In terms of casting, the film’s greatest crime lies in wasting the talents of Craig Robinson, John Hamm, and especially Jane Lynch; all three are brought in to voice characters who, frankly, could have been totally cut from the plot without changing more than a beat (and that one beat involves launching chimichangas at witches, so I can’t say that I’d have been that fussed over its loss). Helpful advice: If you’re going to bring three talents of their caliber on board, give them something to do. Their complete unimportance to Forever After‘s narrative, mixed up with the listlessness of the primary cast, becomes a huge drag and killjoy really, really quickly.
Maybe the biggest reason Forever After reads as so cheerless has less to do with technique than it does with the almost appallingly cynical note the story commences upon. The film slides into an It’s a Wonderful Life groove by way of patriarchal reluctance; Shrek longs for the days of his prime when he was just an angry ogre and things were simple, disdaining his present role as a family man. While “adult man rebels against parenthood” treads no new ground, the lack of freshness isn’t what brings the film down, but rather the treatment of this particular element; Shrek’s unbelievable selfishness (literally, it’s quite hard to swallow just how narrow-minded and hoggish he behaves) almost had me rooting against him the entire time. The film refuses to establish precisely why we should care that Shrek must follow the exit clause in the contract he signed with Rumpelstiltskin (mild interjection and it’s possible I’m nitpicking, but what should be something of a menace comes off as nothing more than a lazy and uninspired plot device; why does this guy feel the need to include exit clauses in his contracts at all?), and why he deserves a second chance with his family life. The only palatable reason that we’re given for his sudden turnaround and newfound desire to be a husband and father is that, frankly, life in Rumpelstiltskin’s bizzaro world sucks way, way worse than life at home.

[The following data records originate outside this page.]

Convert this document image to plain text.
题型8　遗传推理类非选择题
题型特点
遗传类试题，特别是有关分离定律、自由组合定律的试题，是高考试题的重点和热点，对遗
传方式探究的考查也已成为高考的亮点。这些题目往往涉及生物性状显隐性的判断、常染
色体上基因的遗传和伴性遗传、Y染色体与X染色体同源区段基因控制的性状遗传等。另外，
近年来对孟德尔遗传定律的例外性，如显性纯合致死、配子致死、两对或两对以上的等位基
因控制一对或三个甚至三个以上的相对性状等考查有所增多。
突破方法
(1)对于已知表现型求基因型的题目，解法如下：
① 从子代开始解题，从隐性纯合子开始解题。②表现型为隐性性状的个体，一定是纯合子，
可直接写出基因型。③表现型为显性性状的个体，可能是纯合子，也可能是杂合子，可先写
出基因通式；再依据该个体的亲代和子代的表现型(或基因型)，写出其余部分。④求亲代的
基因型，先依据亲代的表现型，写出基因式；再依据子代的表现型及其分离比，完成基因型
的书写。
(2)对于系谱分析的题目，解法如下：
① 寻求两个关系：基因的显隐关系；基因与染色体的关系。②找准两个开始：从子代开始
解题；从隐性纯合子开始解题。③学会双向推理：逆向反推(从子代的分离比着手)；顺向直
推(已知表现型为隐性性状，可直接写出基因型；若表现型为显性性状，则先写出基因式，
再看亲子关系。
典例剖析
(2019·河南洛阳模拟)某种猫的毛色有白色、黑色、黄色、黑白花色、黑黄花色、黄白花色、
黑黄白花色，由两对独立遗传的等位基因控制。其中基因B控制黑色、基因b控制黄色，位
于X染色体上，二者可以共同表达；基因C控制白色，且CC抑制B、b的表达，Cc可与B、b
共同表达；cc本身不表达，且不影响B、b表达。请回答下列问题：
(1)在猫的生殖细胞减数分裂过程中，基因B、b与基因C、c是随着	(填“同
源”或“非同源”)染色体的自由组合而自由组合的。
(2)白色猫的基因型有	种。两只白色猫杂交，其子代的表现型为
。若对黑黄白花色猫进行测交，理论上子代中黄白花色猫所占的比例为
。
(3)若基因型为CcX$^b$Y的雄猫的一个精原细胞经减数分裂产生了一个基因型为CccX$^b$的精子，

There’s no genuine satisfaction in a coerced catharsis.
At the end, Forever After feels kind of purposeless. After another round of Shrek wrestling with his nature versus accepting the circumstances of his life, there’s a distinct impression that he simply hasn’t learned anything over the course of the series. Mitchell and writers Josh Klausner and Darren Lemke easily could have kept the story fresh without using the eponymous character’s own recalcitrance as the catalyst responsible for driving the plot, since going back to the well only ends up making the whole film feel stagnant. After a shade under a decade, I can’t deny that the grumpy ogre has changed in some ways, but he hasn’t been allowed to evolve in maybe the most obvious and perhaps necessary ways, so ultimately what’s the point of revisiting those elements a fourth and final time? Even when Forever After ends on a positive note, after all of this time I have no faith that Shrek will refrain from going back to his old ways. The film provides closure, but uncertain and shaky closure; in other words, not the most considerate way to close a franchise.